Red Lions au centre de toutes les attentions: une année 2019 qui s'annonce longue et touffue
- Publié le 17-01-2019 à 11h35
- Mis à jour le 17-01-2019 à 11h56

D'ordinaire, la saison internationale ne reprend que vers le mois de mai, après la fin du championnat. Avec l'introduction de la nouvelle Pro League, c'est tout le calendrier belge qui se trouve modifié.
Ainsi, les hockeyeurs/euses n'auront droit qu'à deux petites semaines de congé, les deux premières de juillet. Avant cela, ils seront sur la brèche de manière quasi permanente.
La Pro League va se jouer en trois vagues pour nos messieurs : quatre matchs entre samedi 19 janvier (en Espagne) et le 3 février. Ensuite, place au championnat national, entrecoupé par une semaine d'EHL et trois matchs de Pro League juste avant Pâques. Et de mi-mai à fin juin, retour de la Pro League avec une fréquence de jeu de quasi deux matchs par semaine. Ce qui nécessite évidemment d'avoir un noyau élargi.
Un classement à améliorer
Pour les dames, la Pro League vient bien à point pour permettre aux Red Panthers de conquérir des points au classement FIH. Actuellement, elles ne sont que 13es mondiales et vont donc vers un double match de barrage pour les Jeux à l'extérieur, contre une équipe mieux classée qu'elles. "Cinq équipes ont déjà validé leur billet, rappelle Niels Thijssen, le coach. Les Pays-Bas, l'Australie, l'Argentine, l'Afrique du Sud et le Japon. Parmi les nations restantes, nous ne sommes qu'à la dixième place. Le premier chapeau semble inaccessible, mais nous pouvons, si nous progressons de trois places dans les mois à venir, nous retrouver du bon côté du deuxième chapeau et donc jouer le double barrage à domicile. L'objectif sera donc le top 7."

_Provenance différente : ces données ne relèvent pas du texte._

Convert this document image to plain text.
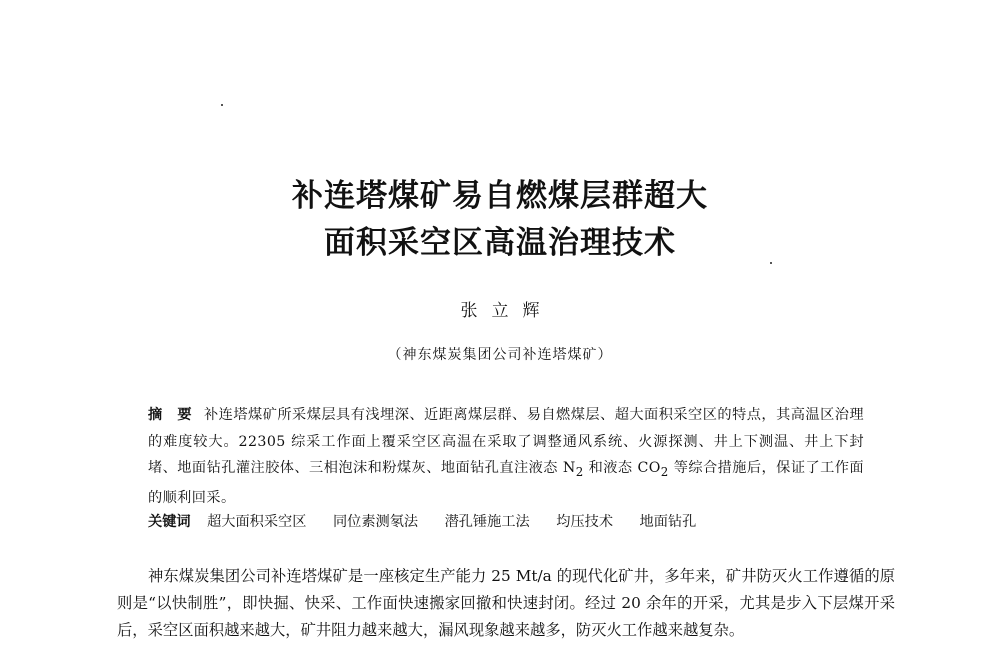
补连塔煤矿易自燃煤层群超大
面积采空区高温治理技术
张立辉
（神东煤炭集团公司补连塔煤矿）
摘　要 补连塔煤矿所采煤层具有浅埋深、近距离煤层群、易自燃煤层、超大面积采空区的特点，其高温区治理的难度较大。22305 综采工作面上覆采空区高温在采取了调整通风系统、火源探测、井上下测温、井上下封堵、地面钻孔灌注胶体、三相泡沫和粉煤灰、地面钻孔直注液态 $N_2$ 和液态 $CO_2$ 等综合措施后，保证了工作面的顺利回采。
关键词 超大面积采空区 同位素测氡法 潜孔锤施工法 均压技术 地面钻孔
神东煤炭集团公司补连塔煤矿是一座核定生产能力 25 Mt/a 的现代化矿井，多年来，矿井防灭火工作遵循的原则是“以快制胜”，即快掘、快采、工作面快速搬家回撤和快速封闭。经过 20 余年的开采，尤其是步入下层煤开采后，采空区面积越来越大，矿井阻力越来越大，漏风现象越来越多，防灭火工作越来越复杂。
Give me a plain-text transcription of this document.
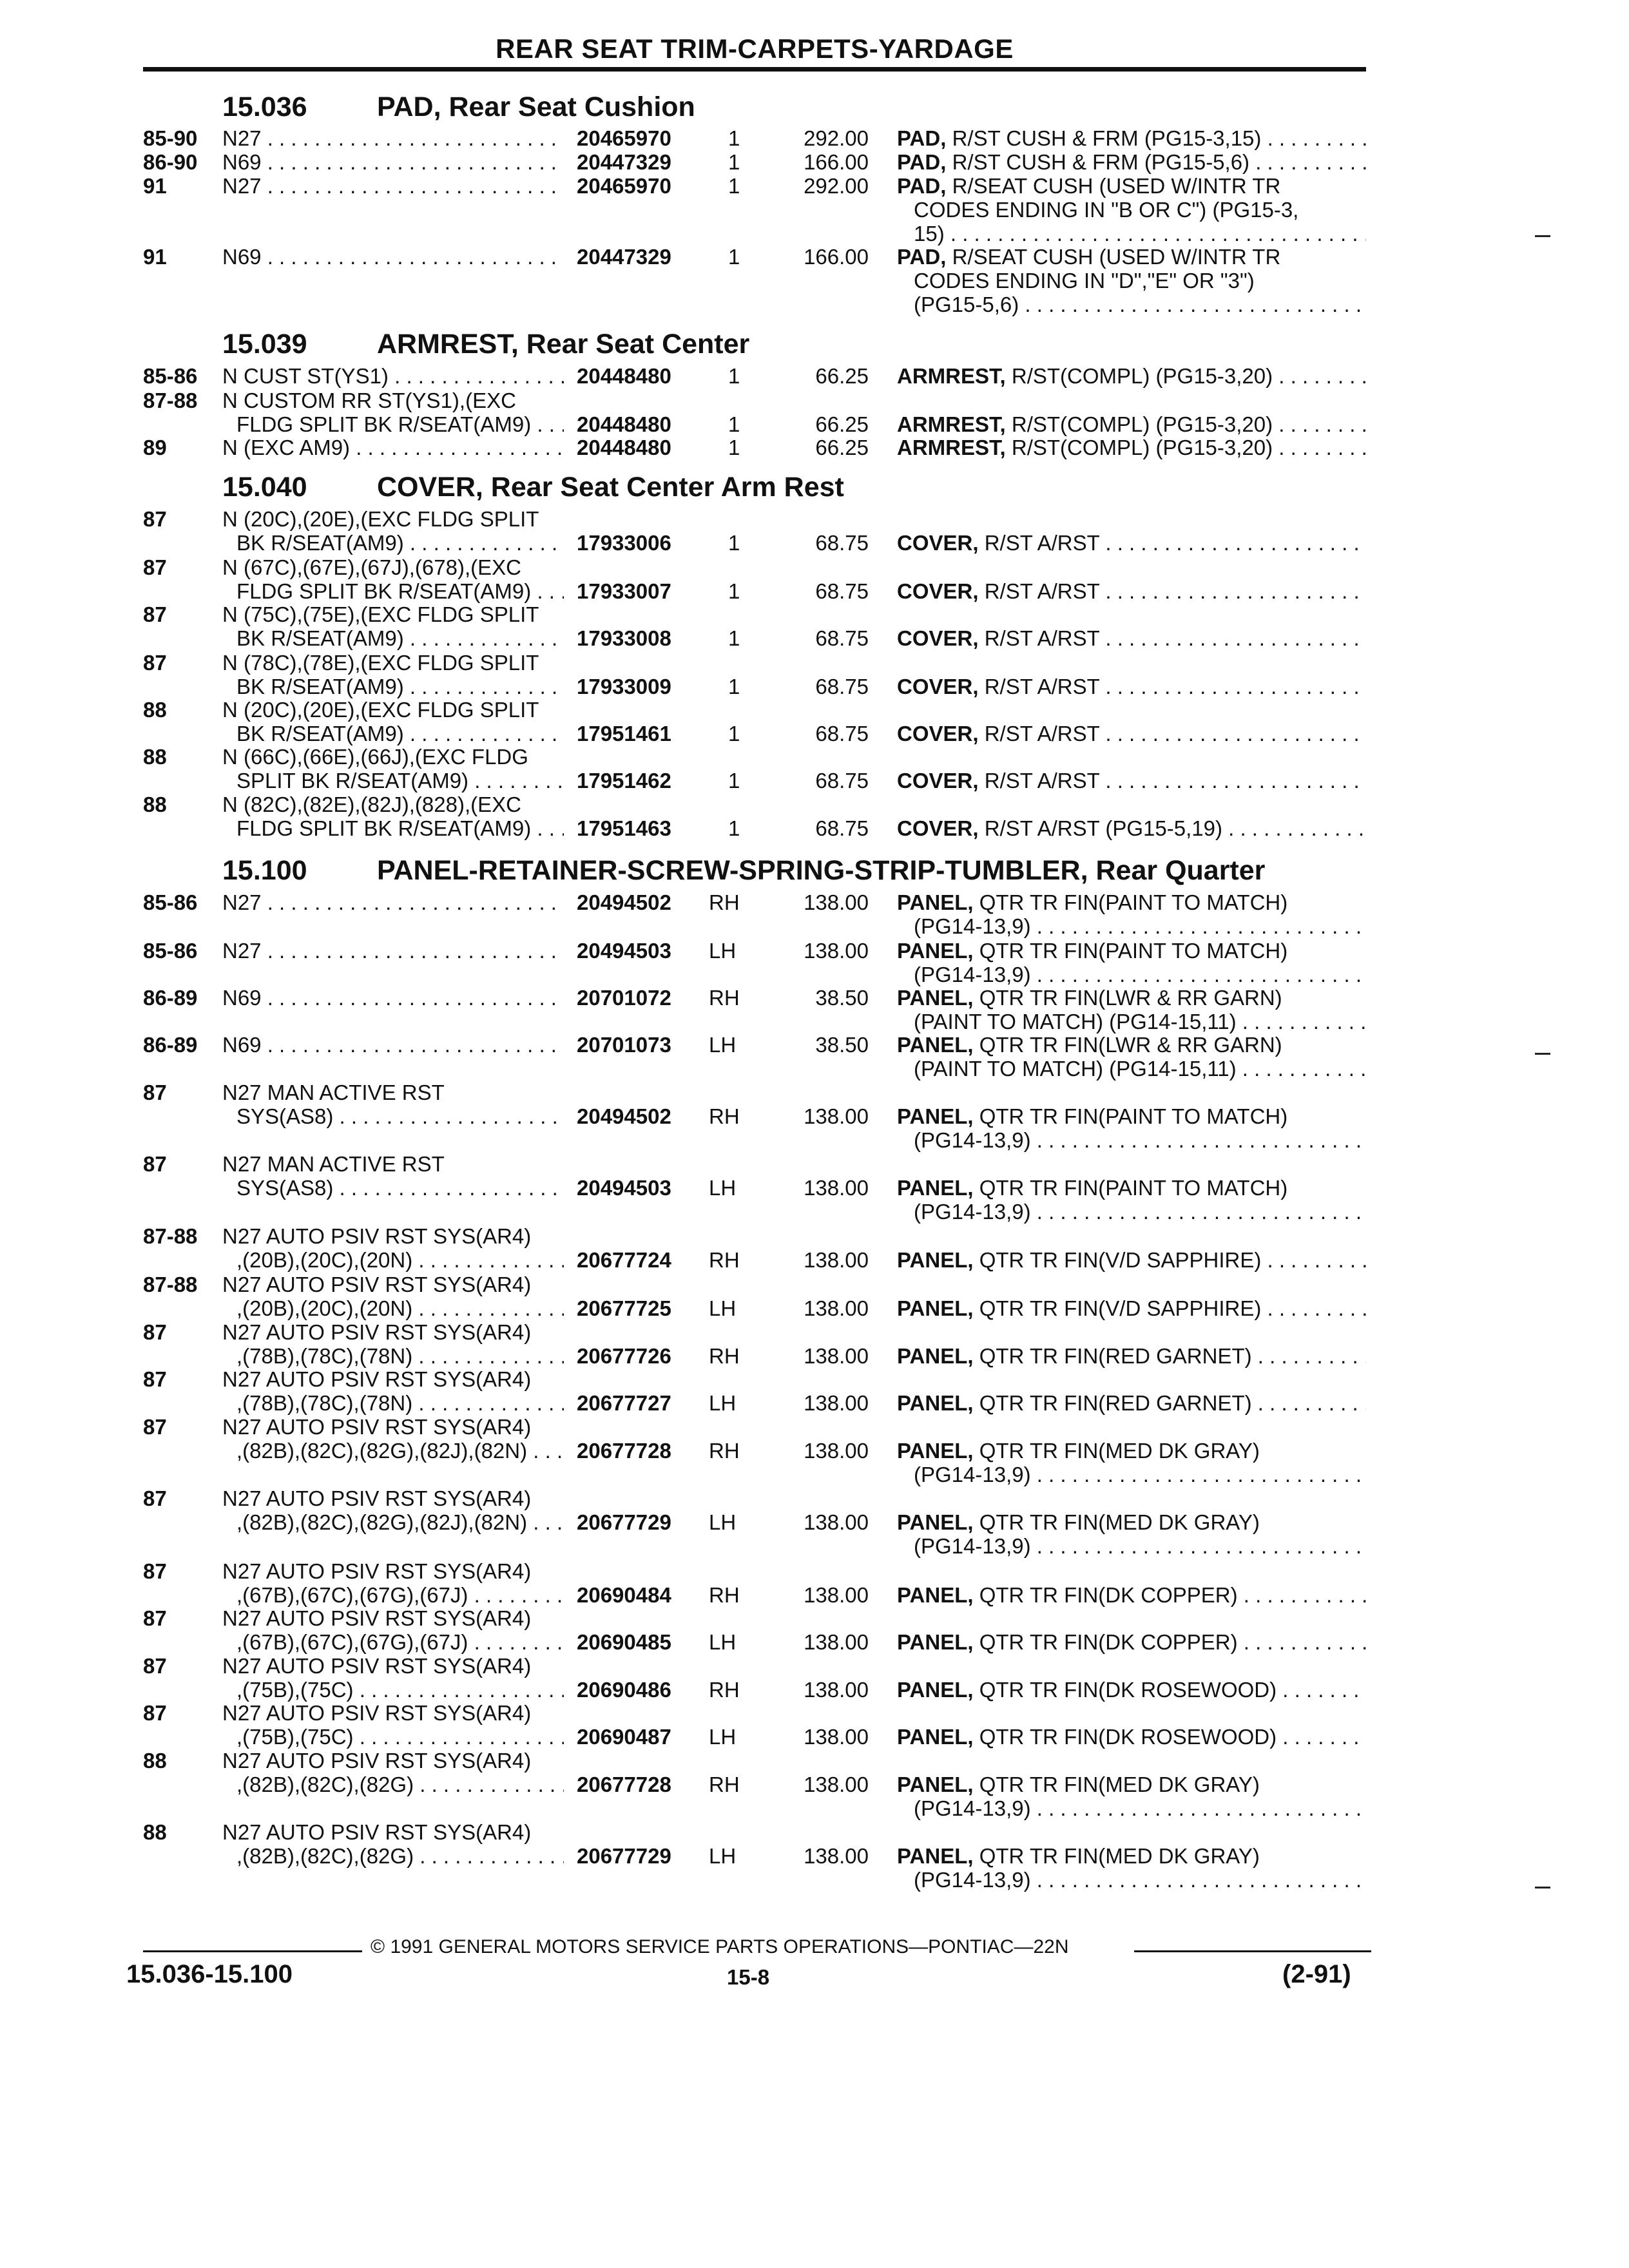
REAR SEAT TRIM-CARPETS-YARDAGE
15.036	PAD, Rear Seat Cushion
85-90 N27 . . .	20465970	1	292.00 PAD, R/ST CUSH & FRM (PG15-3,15) . . .
86-90 N69 . . .	20447329	1	166.00 PAD, R/ST CUSH & FRM (PG15-5,6) . . .
91	N27 . . .	20465970	1	292.00 PAD, R/SEAT CUSH (USED W/INTR TR
CODES ENDING IN "B OR C") (PG15-3,
15) . . .
91	N69 . . .	20447329	1	166.00 PAD, R/SEAT CUSH (USED W/INTR TR
CODES ENDING IN "D","E" OR "3")
(PG15-5,6) . . .
15.039	ARMREST, Rear Seat Center
85-86 N CUST ST(YS1) . . .	20448480	1	66.25 ARMREST, R/ST(COMPL) (PG15-3,20) . . .
87-88 N CUSTOM RR ST(YS1),(EXC
FLDG SPLIT BK R/SEAT(AM9) . . .	20448480	1	66.25 ARMREST, R/ST(COMPL) (PG15-3,20) . . .
89	N (EXC AM9) . . .	20448480	1	66.25 ARMREST, R/ST(COMPL) (PG15-3,20) . . .
15.040	COVER, Rear Seat Center Arm Rest
87	N (20C),(20E),(EXC FLDG SPLIT
BK R/SEAT(AM9) . . .	17933006	1	68.75 COVER, R/ST A/RST . . .
87	N (67C),(67E),(67J),(678),(EXC
FLDG SPLIT BK R/SEAT(AM9) . . .	17933007	1	68.75 COVER, R/ST A/RST . . .
87	N (75C),(75E),(EXC FLDG SPLIT
BK R/SEAT(AM9) . . .	17933008	1	68.75 COVER, R/ST A/RST . . .
87	N (78C),(78E),(EXC FLDG SPLIT
BK R/SEAT(AM9) . . .	17933009	1	68.75 COVER, R/ST A/RST . . .
88	N (20C),(20E),(EXC FLDG SPLIT
BK R/SEAT(AM9) . . .	17951461	1	68.75 COVER, R/ST A/RST . . .
88	N (66C),(66E),(66J),(EXC FLDG
SPLIT BK R/SEAT(AM9) . . .	17951462	1	68.75 COVER, R/ST A/RST . . .
88	N (82C),(82E),(82J),(828),(EXC
FLDG SPLIT BK R/SEAT(AM9) . . .	17951463	1	68.75 COVER, R/ST A/RST (PG15-5,19) . . .
15.100	PANEL-RETAINER-SCREW-SPRING-STRIP-TUMBLER, Rear Quarter
85-86 N27 . . .	20494502	RH	138.00 PANEL, QTR TR FIN(PAINT TO MATCH)
(PG14-13,9) . . .
85-86 N27 . . .	20494503	LH	138.00 PANEL, QTR TR FIN(PAINT TO MATCH)
(PG14-13,9) . . .
86-89 N69 . . .	20701072	RH	38.50 PANEL, QTR TR FIN(LWR & RR GARN)
(PAINT TO MATCH) (PG14-15,11) . . .
86-89 N69 . . .	20701073	LH	38.50 PANEL, QTR TR FIN(LWR & RR GARN)
(PAINT TO MATCH) (PG14-15,11) . . .
87	N27 MAN ACTIVE RST
SYS(AS8) . . .	20494502	RH	138.00 PANEL, QTR TR FIN(PAINT TO MATCH)
(PG14-13,9) . . .
87	N27 MAN ACTIVE RST
SYS(AS8) . . .	20494503	LH	138.00 PANEL, QTR TR FIN(PAINT TO MATCH)
(PG14-13,9) . . .
87-88 N27 AUTO PSIV RST SYS(AR4)
,(20B),(20C),(20N) . . .	20677724	RH	138.00 PANEL, QTR TR FIN(V/D SAPPHIRE) . . .
87-88 N27 AUTO PSIV RST SYS(AR4)
,(20B),(20C),(20N) . . .	20677725	LH	138.00 PANEL, QTR TR FIN(V/D SAPPHIRE) . . .
87	N27 AUTO PSIV RST SYS(AR4)
,(78B),(78C),(78N) . . .	20677726	RH	138.00 PANEL, QTR TR FIN(RED GARNET) . . .
87	N27 AUTO PSIV RST SYS(AR4)
,(78B),(78C),(78N) . . .	20677727	LH	138.00 PANEL, QTR TR FIN(RED GARNET) . . .
87	N27 AUTO PSIV RST SYS(AR4)
,(82B),(82C),(82G),(82J),(82N) . . .	20677728	RH	138.00 PANEL, QTR TR FIN(MED DK GRAY)
(PG14-13,9) . . .
87	N27 AUTO PSIV RST SYS(AR4)
,(82B),(82C),(82G),(82J),(82N) . . .	20677729	LH	138.00 PANEL, QTR TR FIN(MED DK GRAY)
(PG14-13,9) . . .
87	N27 AUTO PSIV RST SYS(AR4)
,(67B),(67C),(67G),(67J) . . .	20690484	RH	138.00 PANEL, QTR TR FIN(DK COPPER) . . .
87	N27 AUTO PSIV RST SYS(AR4)
,(67B),(67C),(67G),(67J) . . .	20690485	LH	138.00 PANEL, QTR TR FIN(DK COPPER) . . .
87	N27 AUTO PSIV RST SYS(AR4)
,(75B),(75C) . . .	20690486	RH	138.00 PANEL, QTR TR FIN(DK ROSEWOOD) . . .
87	N27 AUTO PSIV RST SYS(AR4)
,(75B),(75C) . . .	20690487	LH	138.00 PANEL, QTR TR FIN(DK ROSEWOOD) . . .
88	N27 AUTO PSIV RST SYS(AR4)
,(82B),(82C),(82G) . . .	20677728	RH	138.00 PANEL, QTR TR FIN(MED DK GRAY)
(PG14-13,9) . . .
88	N27 AUTO PSIV RST SYS(AR4)
,(82B),(82C),(82G) . . .	20677729	LH	138.00 PANEL, QTR TR FIN(MED DK GRAY)
(PG14-13,9) . . .
© 1991 GENERAL MOTORS SERVICE PARTS OPERATIONS—PONTIAC—22N
15.036-15.100	15-8	(2-91)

La Pro League sera donc l'occasion rêvée pour les Panthers d'accumuler les points, mais Thijssen admet que ce ne sera pas facile : "Il y aura seize matchs de Pro League, la compétition domestique, le championnat d'Europe et les matchs de qualification olympique : cela représente énormément de matchs et donc il faudra une base solide. En outre, il faudra compter sur les effets néfastes de la fatigue du voyage et du jetlag." Ce qui est aussi valable pour Shane McLeod, qui a calculé : "Dans nos déplacements, nous dormirons vingt nuits à l'extérieur, dont seulement quinze à l'hôtel. On passera de - 4 à + 8 par rapport à notre fuseau horaire habituel et le nombre total d'heures de voyage sera de 75."
Le coach néo-zélandais des Red Lions ne met pas la barre trop haut : "L'objectif est de terminer dans le top 4 de la Pro League. Mais de toute façon, l'objectif majeur de l'année est une qualification olympique, si possible via un titre de champion d'Europe."